ちなみにこの日露戦争での勝利体験は戦前期の日本人の戦争観を作る大きな出来事であった。あの西洋の大国ロシアに勝ったという経験は当時の日本人に大きな勇気と希望を与えたからである。
1912(明治45)年
明治天皇が崩御された。日露戦争で活躍した乃木希典陸軍大将が夫妻で殉死されるという事件も起きた。2年前に東京美術学校西洋画本科を卒業していた藤田はこの年、鴇田登美子と大恋愛の末、結婚している。明治という時代の終わりとともに藤田も書生から画家へと成長を遂げる分岐点に立っていた。
1913(大正2)年
アメリカのカリフォルニア州で排日移民法が成立する。この年、27歳でついに念願のパリ留学が現実のものとなる。6月18日に門司を出航し、45日間の船旅を経てマルセイユに到着。夏にはパリへ入ることができた。だが、この年に定着し始めていた日系人に対してカリフォルニアで土地利用制限がかけられた。これが11年後のアメリカ全土を対象とした排日移民法へとつながる。
藤田はこのニュースをパリで聞いただろうか。藤田が耳にしていたかどうかは別として西洋世界が日露戦争での日本の勝利、日本人のアメリカへの移民・定住等の動きから東洋の小国を警戒対象とし始めていたのは間違いないだろう。
1914(大正3)年
第一次世界大戦が始まる。留学した翌年である。藤田は退去命令を無視してパリに留まり、画業を続けながら貧困生活を送る。さらに志願看護師にもなる。この戦争体験は後々の藤田の生き方に大きな影響があったと推察される。
1917(大正6)年
ロシア革命。藤田が初の個展を開いた年である。冒頭で紹介したピカソのエピソードがあった年だ。この展覧会は大成功している。
1923(大正12)年
関東大震災。もちろん藤田はパリにいる。だが、この未曾有の大災害の報はパリにも届いたに違いない。この震災が藤谷どのような影響を与えたかは資料がない。この年にあの『五人の裸婦』を出品している。ということは激賞された「素晴らしい白地」「フジタの乳白色」という評価はすでに定着していた。
1925(大正14)年
普通選挙法公布・東京でラジオ放送開始。この年、藤田は39歳。フランス政府からレジオン・ドヌール勲章を、ベルギー政府からレオポルド一世勲章を授かった。留学して12年、藤田の絶頂期かもしれない。
1931(昭和4)年
満州事変。じつは藤田はこの2年前に帰国している。そして半年後には再びパリへと旅立っているので、満州事変の報はパリで聞いたはずである。さらにこの年の10月には4人目の妻となるマドレーヌを連れて南米からアメリカへ渡りそして1933年に2度目の帰国を遂げている。
1937(昭和12)年
日中戦争始まる。ピカソが『ゲルニカ』制作。藤田は前年の6月にマドレーヌを急病で亡くしている。12月に5人目の妻・堀内君代と結婚。この年は大壁画『秋田年中行事太平山三吉神社祭礼之図』を制作。藤田はおそらくピカソの近況と『ゲルニカ』の評判を聞いていただろう。

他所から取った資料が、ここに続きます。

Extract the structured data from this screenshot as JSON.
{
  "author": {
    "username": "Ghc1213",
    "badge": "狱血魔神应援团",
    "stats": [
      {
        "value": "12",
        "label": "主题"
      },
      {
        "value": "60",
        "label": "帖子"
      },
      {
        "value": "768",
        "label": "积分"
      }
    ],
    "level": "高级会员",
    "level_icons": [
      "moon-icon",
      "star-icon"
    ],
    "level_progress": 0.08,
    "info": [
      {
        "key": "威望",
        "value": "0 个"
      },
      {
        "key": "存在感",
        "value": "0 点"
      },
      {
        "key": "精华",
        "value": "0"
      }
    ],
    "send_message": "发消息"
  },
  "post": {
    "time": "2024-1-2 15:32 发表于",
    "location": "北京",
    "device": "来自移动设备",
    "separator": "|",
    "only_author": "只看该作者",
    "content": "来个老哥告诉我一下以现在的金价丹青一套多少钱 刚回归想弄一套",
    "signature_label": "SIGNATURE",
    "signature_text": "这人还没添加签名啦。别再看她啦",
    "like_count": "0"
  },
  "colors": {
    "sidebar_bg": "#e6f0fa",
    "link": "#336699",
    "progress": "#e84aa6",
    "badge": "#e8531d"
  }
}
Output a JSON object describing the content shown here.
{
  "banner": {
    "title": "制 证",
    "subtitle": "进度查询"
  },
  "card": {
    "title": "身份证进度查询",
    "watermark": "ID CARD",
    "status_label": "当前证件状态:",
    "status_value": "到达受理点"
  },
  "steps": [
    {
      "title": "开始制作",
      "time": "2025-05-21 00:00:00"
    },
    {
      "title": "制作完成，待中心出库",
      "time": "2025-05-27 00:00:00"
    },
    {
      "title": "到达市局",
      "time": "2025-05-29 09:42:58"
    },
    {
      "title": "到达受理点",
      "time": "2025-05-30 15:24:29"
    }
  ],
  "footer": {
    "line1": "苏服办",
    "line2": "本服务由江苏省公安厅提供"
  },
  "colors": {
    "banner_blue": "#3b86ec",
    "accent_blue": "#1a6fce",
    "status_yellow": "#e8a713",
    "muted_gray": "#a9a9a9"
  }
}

翌年に海軍省嘱託として中国へ派遣。戦争画の制作を始める。
こうして日本及び世界の動きと藤田の画家人生を重ねてみると、藤田が日本人としてのアイデンティティに目覚める要素が大きく2つあることがわかる。
一つは西洋人の中の日本人体験である。
藤田が1回目に帰国したとき、母校・東京美術学校で「巴里に於ける画家の生活」と題する講演会で話した内容などはその典型例だろう。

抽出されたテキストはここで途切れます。